Reno school boss praises quick police response in shooting
RENO — The head of the Nevada school district where a campus officer shot a knife-wielding high school student praised the quick police response that she says helped avert what could have been a much more dangerous situation.
The 14-year-old boy remained in critical condition Thursday at a Reno hospital with a gunshot wound. He was shot in an outdoor courtyard at Reno’s Hug High School on Wednesday after Reno police say he was threatening other students and refused orders to drop the knife.
Washoe County School Superintendent Traci Davis told reporters Thursday that she couldn’t comment on any details of an ongoing investigation led by Reno police. She wanted to thank the school district officers “who acted swiftly to protect the safety of our students.”
“Had it not been for their quick action and professionalism, I truly believe that the outcome could have been much worse for our students,” Davis said at a brief news conference at district headquarters where she refused to take questions.
School Police Chief Jason Trevino repeated a plea made by Reno police on Wednesday not to rush to any conclusions about the chain of events that led up to the shooting based on video clips posted on social media. “Please remember, these accounts don’t tell the whole story,” Trevino said.
The online postings include video that appears to show a male teenager wearing a blue shirt and white pants pacing and wielding a large kitchen knife in a circle of onlookers in an outdoor quad. Another appears to capture the sound of a single gunshot and several students screaming before the camera shows the boy writhing in pain on the ground.

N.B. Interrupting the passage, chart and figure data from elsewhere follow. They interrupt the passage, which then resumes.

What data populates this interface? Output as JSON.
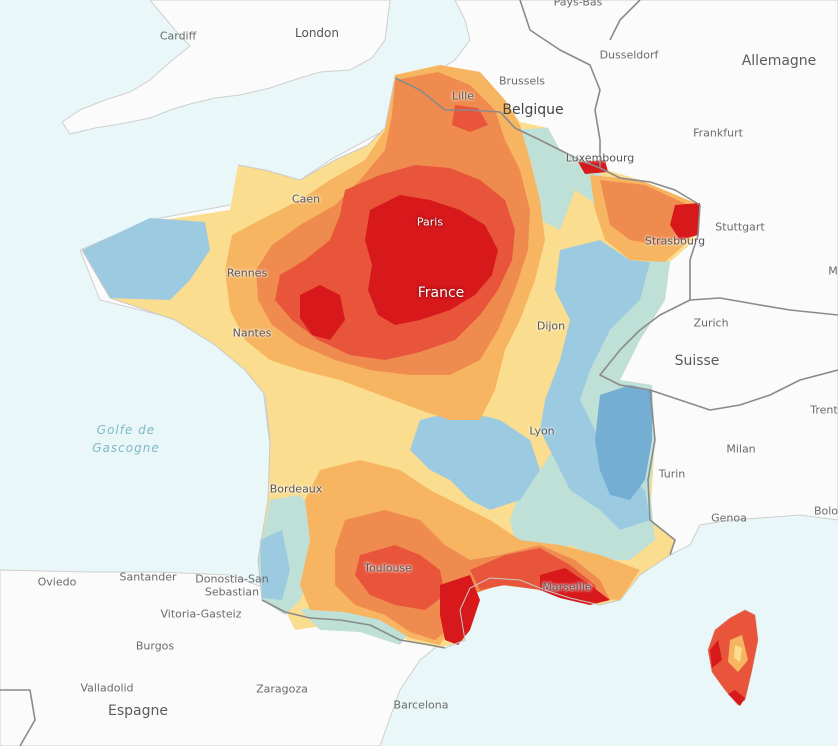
{
  "map": {
    "colors": {
      "water": "#e9f7f8",
      "land": "#fbfbfb",
      "border": "#8a8a8a",
      "coast": "#c9c9c9",
      "heat_very_high": "#d7191c",
      "heat_high": "#e8553a",
      "heat_mid_high": "#f08b4f",
      "heat_mid": "#f7b562",
      "heat_low_mid": "#fbdd8f",
      "neutral": "#f2f1c0",
      "cool_low": "#bfe0d6",
      "cool_mid": "#9ccae0",
      "cool_high": "#74aed2"
    },
    "sea_label": "Golfe de\nGascogne",
    "countries": [
      {
        "name": "France",
        "label": "France"
      },
      {
        "name": "Belgique",
        "label": "Belgique"
      },
      {
        "name": "Allemagne",
        "label": "Allemagne"
      },
      {
        "name": "Suisse",
        "label": "Suisse"
      },
      {
        "name": "Espagne",
        "label": "Espagne"
      },
      {
        "name": "Pays-Bas",
        "label": "Pays-Bas"
      }
    ],
    "cities": [
      {
        "label": "Cardiff"
      },
      {
        "label": "London"
      },
      {
        "label": "Brussels"
      },
      {
        "label": "Dusseldorf"
      },
      {
        "label": "Lille"
      },
      {
        "label": "Frankfurt"
      },
      {
        "label": "Luxembourg"
      },
      {
        "label": "Caen"
      },
      {
        "label": "Paris"
      },
      {
        "label": "Stuttgart"
      },
      {
        "label": "Strasbourg"
      },
      {
        "label": "Rennes"
      },
      {
        "label": "Nantes"
      },
      {
        "label": "Dijon"
      },
      {
        "label": "Zurich"
      },
      {
        "label": "Lyon"
      },
      {
        "label": "Milan"
      },
      {
        "label": "Trent"
      },
      {
        "label": "Turin"
      },
      {
        "label": "Bordeaux"
      },
      {
        "label": "Genoa"
      },
      {
        "label": "Bolo"
      },
      {
        "label": "Toulouse"
      },
      {
        "label": "Marseille"
      },
      {
        "label": "Oviedo"
      },
      {
        "label": "Santander"
      },
      {
        "label": "Donostia-San"
      },
      {
        "label": "Sebastian"
      },
      {
        "label": "Vitoria-Gasteiz"
      },
      {
        "label": "Burgos"
      },
      {
        "label": "Valladolid"
      },
      {
        "label": "Zaragoza"
      },
      {
        "label": "Barcelona"
      },
      {
        "label": "M"
      }
    ]
  }
}
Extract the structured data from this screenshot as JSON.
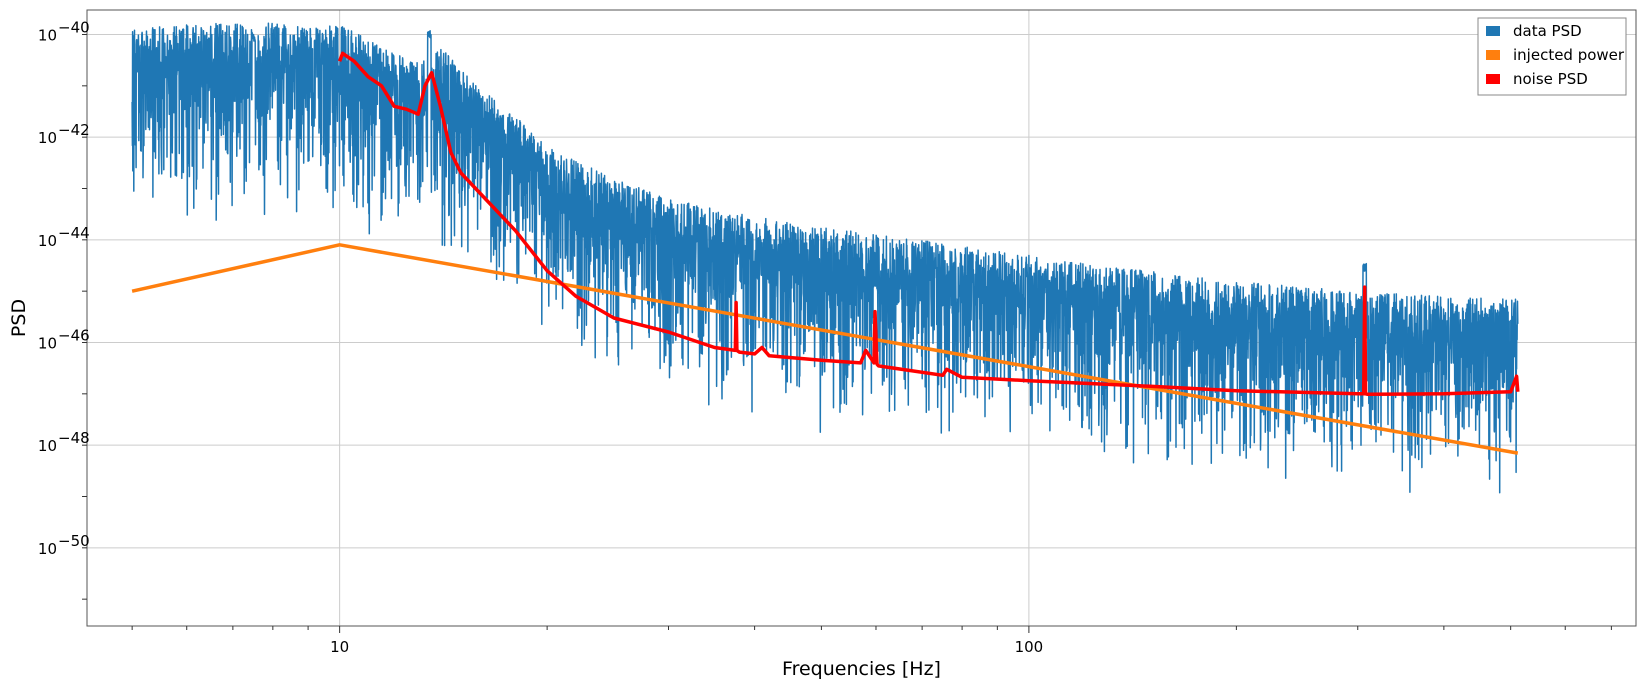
{
  "chart_data": {
    "type": "line",
    "xlabel": "Frequencies [Hz]",
    "ylabel": "PSD",
    "xscale": "log",
    "yscale": "log",
    "xlim": [
      4.3,
      760
    ],
    "ylim": [
      3e-52,
      3e-40
    ],
    "grid": true,
    "legend_position": "top-right",
    "x_ticks": [
      {
        "value": 10,
        "label": "10"
      },
      {
        "value": 100,
        "label": "100"
      }
    ],
    "y_ticks": [
      {
        "value": 1e-40,
        "base": "10",
        "exp": "−40"
      },
      {
        "value": 1e-42,
        "base": "10",
        "exp": "−42"
      },
      {
        "value": 1e-44,
        "base": "10",
        "exp": "−44"
      },
      {
        "value": 1e-46,
        "base": "10",
        "exp": "−46"
      },
      {
        "value": 1e-48,
        "base": "10",
        "exp": "−48"
      },
      {
        "value": 1e-50,
        "base": "10",
        "exp": "−50"
      }
    ],
    "series": [
      {
        "name": "data PSD",
        "color": "#1f77b4",
        "style": "noisy",
        "centerline": {
          "x": [
            5,
            6,
            7,
            8,
            9,
            10,
            11,
            12,
            13,
            14,
            15,
            16,
            18,
            20,
            25,
            30,
            40,
            50,
            60,
            80,
            100,
            150,
            200,
            300,
            400,
            512
          ],
          "y": [
            2e-41,
            2.2e-41,
            2.4e-41,
            2.4e-41,
            2.3e-41,
            2.2e-41,
            1.2e-41,
            6e-42,
            4e-42,
            8e-42,
            3e-42,
            1.2e-42,
            4e-43,
            9e-44,
            2.2e-44,
            9e-45,
            4e-45,
            2.5e-45,
            1.8e-45,
            1.1e-45,
            7e-46,
            3.5e-46,
            2.2e-46,
            1.4e-46,
            1.1e-46,
            1e-46
          ]
        },
        "peaks": [
          {
            "x": 7.5,
            "y": 1e-40
          },
          {
            "x": 13.5,
            "y": 1.2e-40
          },
          {
            "x": 60,
            "y": 1.5e-45
          },
          {
            "x": 307,
            "y": 3.5e-45
          }
        ]
      },
      {
        "name": "injected power",
        "color": "#ff7f0e",
        "x": [
          5,
          10,
          512
        ],
        "y": [
          1e-45,
          8e-45,
          7e-49
        ]
      },
      {
        "name": "noise PSD",
        "color": "#ff0000",
        "x": [
          10,
          10.1,
          10.5,
          11,
          11.5,
          12,
          12.5,
          13,
          13.3,
          13.6,
          14,
          14.5,
          15,
          16,
          18,
          20,
          22,
          25,
          30,
          35,
          37.5,
          37.6,
          37.7,
          38,
          40,
          41,
          42,
          50,
          57,
          58,
          59.6,
          59.8,
          60.2,
          60.5,
          75,
          76,
          80,
          100,
          150,
          200,
          300,
          306,
          307,
          308,
          310,
          400,
          500,
          510,
          512
        ],
        "y": [
          3e-41,
          4.3e-41,
          3e-41,
          1.5e-41,
          1e-41,
          4e-42,
          3.5e-42,
          2.8e-42,
          1e-41,
          1.8e-41,
          4e-42,
          5e-43,
          2e-43,
          8e-44,
          1.5e-44,
          2.5e-45,
          8e-46,
          3e-46,
          1.6e-46,
          8e-47,
          7e-47,
          6e-46,
          7e-47,
          6.5e-47,
          6e-47,
          8e-47,
          5.5e-47,
          4.5e-47,
          4e-47,
          7e-47,
          4e-47,
          4e-46,
          3.8e-47,
          3.5e-47,
          2.3e-47,
          3e-47,
          2.1e-47,
          1.8e-47,
          1.4e-47,
          1.15e-47,
          1e-47,
          1e-47,
          1.2e-45,
          1e-47,
          9.8e-48,
          1e-47,
          1.1e-47,
          2.2e-47,
          1.1e-47
        ]
      }
    ]
  }
}
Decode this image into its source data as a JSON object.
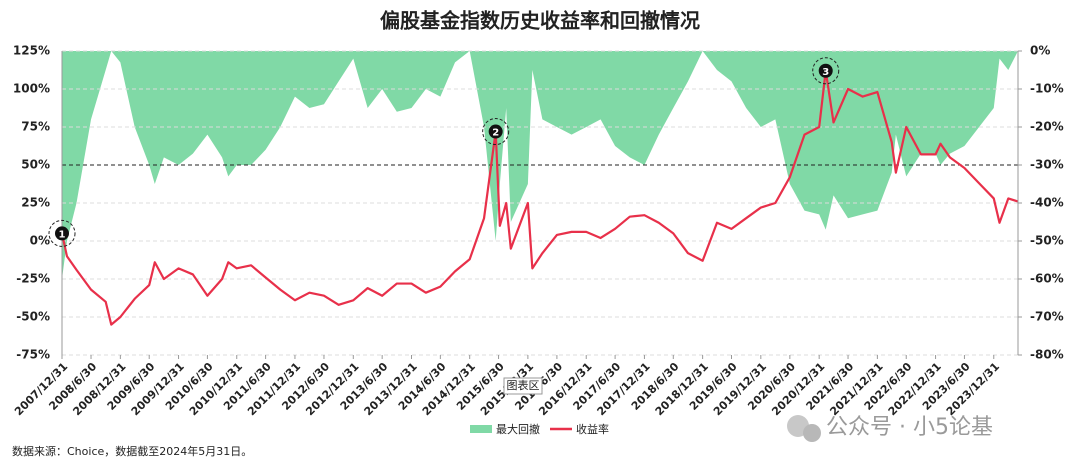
{
  "chart_data": {
    "type": "line-area",
    "title": "偏股基金指数历史收益率和回撤情况",
    "x": [
      "2007/12/31",
      "2008/1/31",
      "2008/3/31",
      "2008/6/30",
      "2008/9/30",
      "2008/11/4",
      "2008/12/31",
      "2009/3/31",
      "2009/6/30",
      "2009/8/4",
      "2009/9/30",
      "2009/12/31",
      "2010/3/31",
      "2010/6/30",
      "2010/9/30",
      "2010/11/8",
      "2010/12/31",
      "2011/3/31",
      "2011/6/30",
      "2011/9/30",
      "2011/12/31",
      "2012/3/31",
      "2012/6/30",
      "2012/9/30",
      "2012/12/31",
      "2013/3/31",
      "2013/6/30",
      "2013/9/30",
      "2013/12/31",
      "2014/3/31",
      "2014/6/30",
      "2014/9/30",
      "2014/12/31",
      "2015/3/31",
      "2015/6/12",
      "2015/7/8",
      "2015/8/17",
      "2015/9/15",
      "2015/12/31",
      "2016/1/28",
      "2016/3/31",
      "2016/6/30",
      "2016/9/30",
      "2016/12/31",
      "2017/3/31",
      "2017/6/30",
      "2017/9/30",
      "2017/12/31",
      "2018/3/31",
      "2018/6/30",
      "2018/9/30",
      "2018/12/31",
      "2019/3/31",
      "2019/6/30",
      "2019/9/30",
      "2019/12/31",
      "2020/3/31",
      "2020/6/30",
      "2020/9/30",
      "2020/12/31",
      "2021/2/10",
      "2021/3/31",
      "2021/6/30",
      "2021/9/30",
      "2021/12/31",
      "2022/3/31",
      "2022/4/26",
      "2022/6/30",
      "2022/9/30",
      "2022/12/31",
      "2023/1/31",
      "2023/3/31",
      "2023/6/30",
      "2023/9/30",
      "2023/12/31",
      "2024/2/5",
      "2024/3/31",
      "2024/5/31"
    ],
    "series": [
      {
        "name": "最大回撤",
        "color": "#80d9a6",
        "axis": "y2",
        "kind": "area",
        "values": [
          -60,
          -50,
          -40,
          -18,
          -5,
          0,
          -3,
          -20,
          -30,
          -35,
          -28,
          -30,
          -27,
          -22,
          -28,
          -33,
          -30,
          -30,
          -26,
          -20,
          -12,
          -15,
          -14,
          -8,
          -2,
          -15,
          -10,
          -16,
          -15,
          -10,
          -12,
          -3,
          0,
          -20,
          -50,
          -35,
          -15,
          -45,
          -35,
          -5,
          -18,
          -20,
          -22,
          -20,
          -18,
          -25,
          -28,
          -30,
          -22,
          -15,
          -8,
          0,
          -5,
          -8,
          -15,
          -20,
          -18,
          -35,
          -42,
          -43,
          -47,
          -38,
          -44,
          -43,
          -42,
          -32,
          -22,
          -33,
          -27,
          -27,
          -30,
          -27,
          -25,
          -20,
          -15,
          -2,
          -5,
          0
        ]
      },
      {
        "name": "收益率",
        "color": "#e8304a",
        "kind": "line",
        "values": [
          5,
          -10,
          -19,
          -32,
          -40,
          -55,
          -50,
          -38,
          -29,
          -14,
          -25,
          -18,
          -22,
          -36,
          -25,
          -14,
          -18,
          -16,
          -24,
          -32,
          -39,
          -34,
          -36,
          -42,
          -39,
          -31,
          -36,
          -28,
          -28,
          -34,
          -30,
          -20,
          -12,
          15,
          72,
          10,
          25,
          -5,
          25,
          -18,
          -8,
          4,
          6,
          6,
          2,
          8,
          16,
          17,
          12,
          5,
          -8,
          -13,
          12,
          8,
          15,
          22,
          25,
          42,
          70,
          75,
          112,
          78,
          100,
          95,
          98,
          65,
          45,
          75,
          57,
          57,
          64,
          55,
          48,
          38,
          28,
          12,
          28,
          26
        ]
      }
    ],
    "ylim": [
      -75,
      125
    ],
    "yticks": [
      {
        "value": -75,
        "label": "-75%"
      },
      {
        "value": -50,
        "label": "-50%"
      },
      {
        "value": -25,
        "label": "-25%"
      },
      {
        "value": 0,
        "label": "0%"
      },
      {
        "value": 25,
        "label": "25%"
      },
      {
        "value": 50,
        "label": "50%"
      },
      {
        "value": 75,
        "label": "75%"
      },
      {
        "value": 100,
        "label": "100%"
      },
      {
        "value": 125,
        "label": "125%"
      }
    ],
    "y2lim": [
      -80,
      0
    ],
    "y2ticks": [
      {
        "value": 0,
        "label": "0%"
      },
      {
        "value": -10,
        "label": "-10%"
      },
      {
        "value": -20,
        "label": "-20%"
      },
      {
        "value": -30,
        "label": "-30%"
      },
      {
        "value": -40,
        "label": "-40%"
      },
      {
        "value": -50,
        "label": "-50%"
      },
      {
        "value": -60,
        "label": "-60%"
      },
      {
        "value": -70,
        "label": "-70%"
      },
      {
        "value": -80,
        "label": "-80%"
      }
    ],
    "xticks": [
      "2007/12/31",
      "2008/6/30",
      "2008/12/31",
      "2009/6/30",
      "2009/12/31",
      "2010/6/30",
      "2010/12/31",
      "2011/6/30",
      "2011/12/31",
      "2012/6/30",
      "2012/12/31",
      "2013/6/30",
      "2013/12/31",
      "2014/6/30",
      "2014/12/31",
      "2015/6/30",
      "2015/12/31",
      "2016/6/30",
      "2016/12/31",
      "2017/6/30",
      "2017/12/31",
      "2018/6/30",
      "2018/12/31",
      "2019/6/30",
      "2019/12/31",
      "2020/6/30",
      "2020/12/31",
      "2021/6/30",
      "2021/12/31",
      "2022/6/30",
      "2022/12/31",
      "2023/6/30",
      "2023/12/31"
    ],
    "grid": true,
    "reference_lines": [
      50
    ],
    "annotations": [
      {
        "text": "1",
        "x": "2007/12/31"
      },
      {
        "text": "2",
        "x": "2015/6/12"
      },
      {
        "text": "3",
        "x": "2021/2/10"
      }
    ],
    "tooltip": "图表区",
    "source": "数据来源：Choice，数据截至2024年5月31日。",
    "watermark": "公众号 · 小5论基"
  }
}
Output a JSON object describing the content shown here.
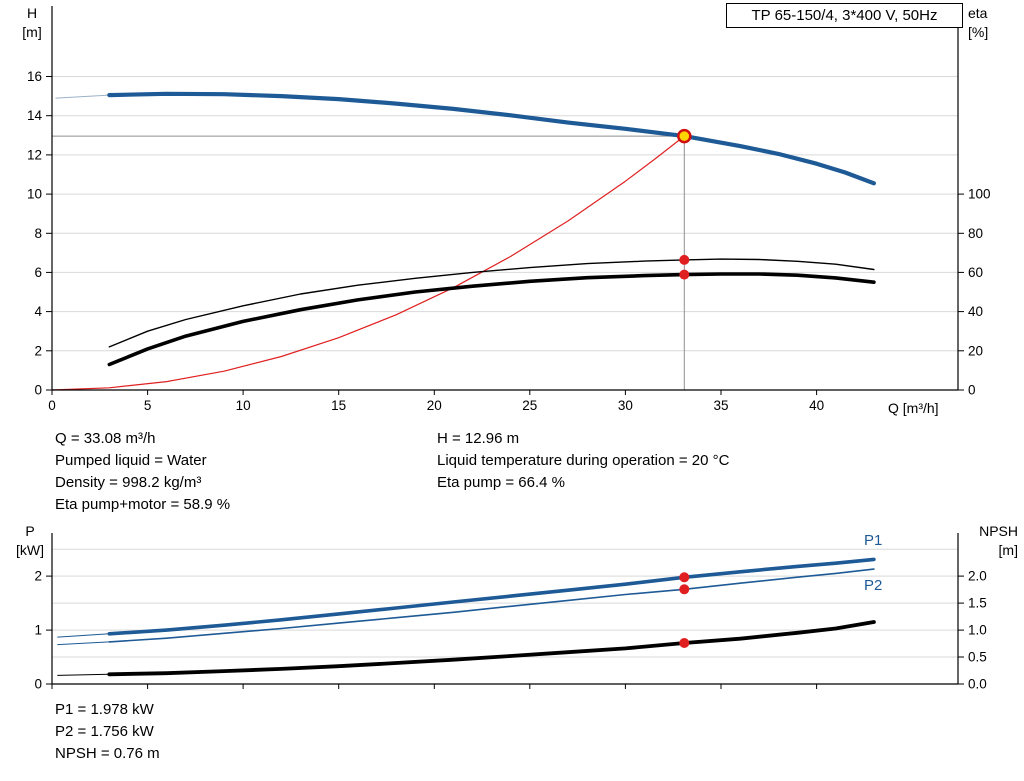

Reno police officer Tim Broadway acknowledged there’s some “disturbing video out there.”
“But there are other events that led up to this incident, so please don’t react to those,” he told reporters outside the school within hours of Wednesday’s 11:30 a.m. shooting.
The Reno Gazette-Journal reported that the boy’s father has hired a prominent Reno criminal defense attorney, David Houston, to represent his son. Houston’s past clients have included former pro wrestler Hulk Hogan and Joe Francis, founder of the “Girls Gone Wild” video empire.
Houston did not immediately respond to telephone calls or emails from The Associated Press on Thursday seeking comment. He said in a statement provided to NBC News on Thursday there are “many questions to be answered as to what happened and what could have been done to avoid the use of lethal force.”
“We believe options were available to law enforcement that were not pursued,” Houston said.
No charges have been filed in the case. The AP has not identified the boy because he is a juvenile.
On a Facebook post that appears to belong to the boy’s father, the father says his son was bullied at school and armed himself to defend himself from the attacks. He said school officials were aware of the bullying and should have taken steps to prevent it. He also said that it appears his son will survive the shooting, but didn’t provide any other details.
Reno police and school officials have refused to comment on any of the details of the shooting or incidents that led up to it.
Reno Police Chief Jason Soto said at a news conference Wednesday night that the teen had been “armed with at least one knife and threatening other students” during a fight at the high school in a working-class neighborhood on the city’s north side.
The student failed to comply with the school police officer’s verbal commands to drop the knife, and the officer ultimately fired his service weapon, “striking the student and … stopping the threat,” the chief said.
“Once the threat was stopped, the officer immediately began to provide medical aid to the student until emergency medical assistance arrived,” Soto said.
The start of school was delayed two hours throughout Reno on Thursday because of snow. But otherwise, classes resumed on a normal schedule at Hug High School, where counselors were available to assist any students or staff who needed assistance, Davis said.
Davis told reporters “100 percent of the staff” reported to work at the high school on Thursday, and she commended the community and students’ families “for remaining calm and supportive of our children during this very difficult time.”
“As a parent, I understand the panic and fear felt by Hug parents. This is a reminder of the value of life and the duty we have to protect our children and our staff, each and every day,” Davis said.